Crónicas

Âncoras... e asas!

Há um ano sob o jugo da pandemia. Ao princípio era algo lá para os confins da Ásia, aquelas coisas que julgamos só acontecerem aos outros. E como o narcisismo endémico tende a criar ilusões que nos façam “funcionar”, esse é aquele nível em que “com o mal dos outros bem podemos nós...”

Afinal, não pudemos assim tanto e, de um dia para outro, acordámos bem no meio da tempestade. Reagimos, então, como de costume: primeiro, o desdém e a recusa; depois, o medo e a revolta; finalmente, a aceitação e a integração do problema no “humanum”, demasiado humano, que é o rosto da existência mesma tal como ela é — ou como a fizemos: é a vida em “modo de usar”, a fragilidade do homem e da terra marcando de novo as suas balizas, face aos bezerros de ouro sobre altares de barro e ao predatório das conquistas que, da natureza, recalcam a verdade e as regras. Então, a fealdade do mal trouxe o crescimento exponencial dos nossos piores temores, sofremos as quarentenas obrigatórias, e julgámos alcançar a sonhada “normalidade” ali ao dobrar de um novo confinamento, ilusão sempre desmentida e de novo retomada: nós somos assim, a esperança não desarma. E vimos o “anjo da morte” — chamado “vírus chinês” ainda muito antes da sua replicação como “inglês”, ou “do Brasil”, as variantes a crescer e o medo também —, vimo-lo avançar cidades adentro e dizimar sem aviso novos e velhos, a “terceira idade” feita pasto da morte, o negrume da estatística e do contágio envolvendo a terra inteira qual nova praga do Egipto. Como vimos também o exercício da fraternidade, a dádiva da entreajuda e o cuidar do outro, o coração humano a pulsar numa escala até agora tida por impossível: estava-se, então, na frente aparentemente inglória da luta quotidiana contra “o mal”, a medicina e a bondade fazendo por não sucumbir face à fila de espera dos crematórios e ao espetáculo dantesco da maquinaria pesada a improvisar cemitérios.

Muitos de nós jamais pensámos ver tão de perto o rosto do mal. Um ano depois, teremos aprendido alguma coisa com isso?

Aquilo a que chamamos o Mal, com maiúscula, tem o seu quê de inexplicável, é algo maior que nós, filósofos e teólogos fazem aproximações ao que chamam o “mistério do mal”, que tem muitos rostos, mas nenhuma explicação. Podemos desistir, até, da inquietação metafísica da pesquisa, mas não podemos ignorar as múltiplas cicatrizes que ele traça sobre a condição humana.

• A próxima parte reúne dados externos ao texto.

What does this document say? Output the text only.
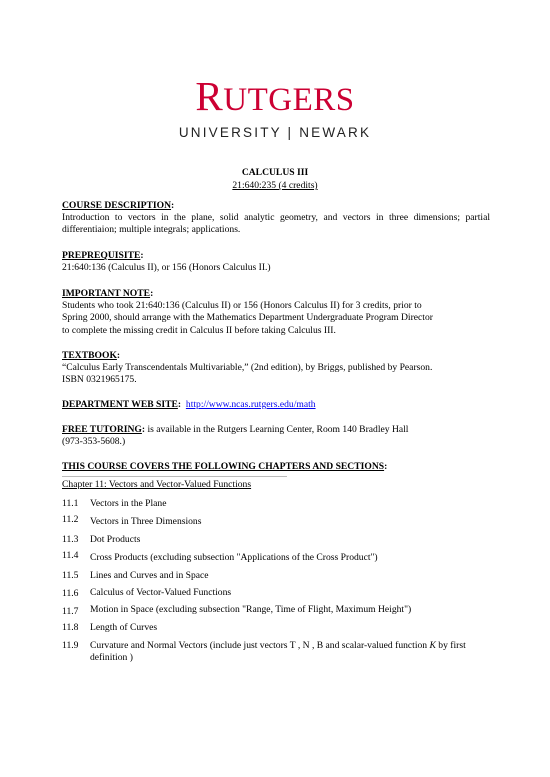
RUTGERS
UNIVERSITY | NEWARK
CALCULUS III
21:640:235 (4 credits)
COURSE DESCRIPTION:
Introduction to vectors in the plane, solid analytic geometry, and vectors in three dimensions; partial differentiaion; multiple integrals; applications.
PREPREQUISITE:
21:640:136 (Calculus II), or 156 (Honors Calculus II.)
IMPORTANT NOTE:
Students who took 21:640:136 (Calculus II) or 156 (Honors Calculus II) for 3 credits, prior to
Spring 2000, should arrange with the Mathematics Department Undergraduate Program Director
to complete the missing credit in Calculus II before taking Calculus III.
TEXTBOOK:
“Calculus Early Transcendentals Multivariable,” (2nd edition), by Briggs, published by Pearson.
ISBN 0321965175.
DEPARTMENT WEB SITE: http://www.ncas.rutgers.edu/math
FREE TUTORING: is available in the Rutgers Learning Center, Room 140 Bradley Hall
(973-353-5608.)
THIS COURSE COVERS THE FOLLOWING CHAPTERS AND SECTIONS:
Chapter 11: Vectors and Vector-Valued Functions
11.1 Vectors in the Plane
11.2 Vectors in Three Dimensions
11.3 Dot Products
11.4 Cross Products (excluding subsection "Applications of the Cross Product")
11.5 Lines and Curves and in Space
11.6 Calculus of Vector-Valued Functions
11.7 Motion in Space (excluding subsection "Range, Time of Flight, Maximum Height")
11.8 Length of Curves
11.9 Curvature and Normal Vectors (include just vectors T , N , B and scalar-valued function K by first
definition )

No devir do tempo e da história, o mal atinge cada qual como experiência pungente da própria finitude, inadequação radical e persistente entre o desejado e o alcançado, a ferida sem cura, a pergunta sem resposta. E, no entanto, avançamos vida fora, há o triunfo e a perda, a vitória e a derrota, mas seguimos adiante, viver é preciso. Mas, subsiste aquela sombra irremovível atravessando os dias e os anos no exercício concreto da maldade, doença da alma, todos os dias a injustiça, o sofrimento e a morte, perguntas sem resposta que apontam para as múltiplas faces do mal.

Uma coisa é certa: a pandemia não é “o mal”, mas o resultado do nosso concreto estar-no-mundo, e do que fazemos com as nossas escolhas face à natureza e aos outros. O que vimos e o que sofremos aproximou-nos do mistério que é a vida humana, enquanto radical experiência de finitude em busca de sentido e de redenção. A concreta experiência do absurdo e da inumanidade do mal é uma “pedagogia negativa” para a nossa irrefreável busca do sentido e da esperança: “Não temos apenas âncoras, também temos asas” (Tolentino Mendonça).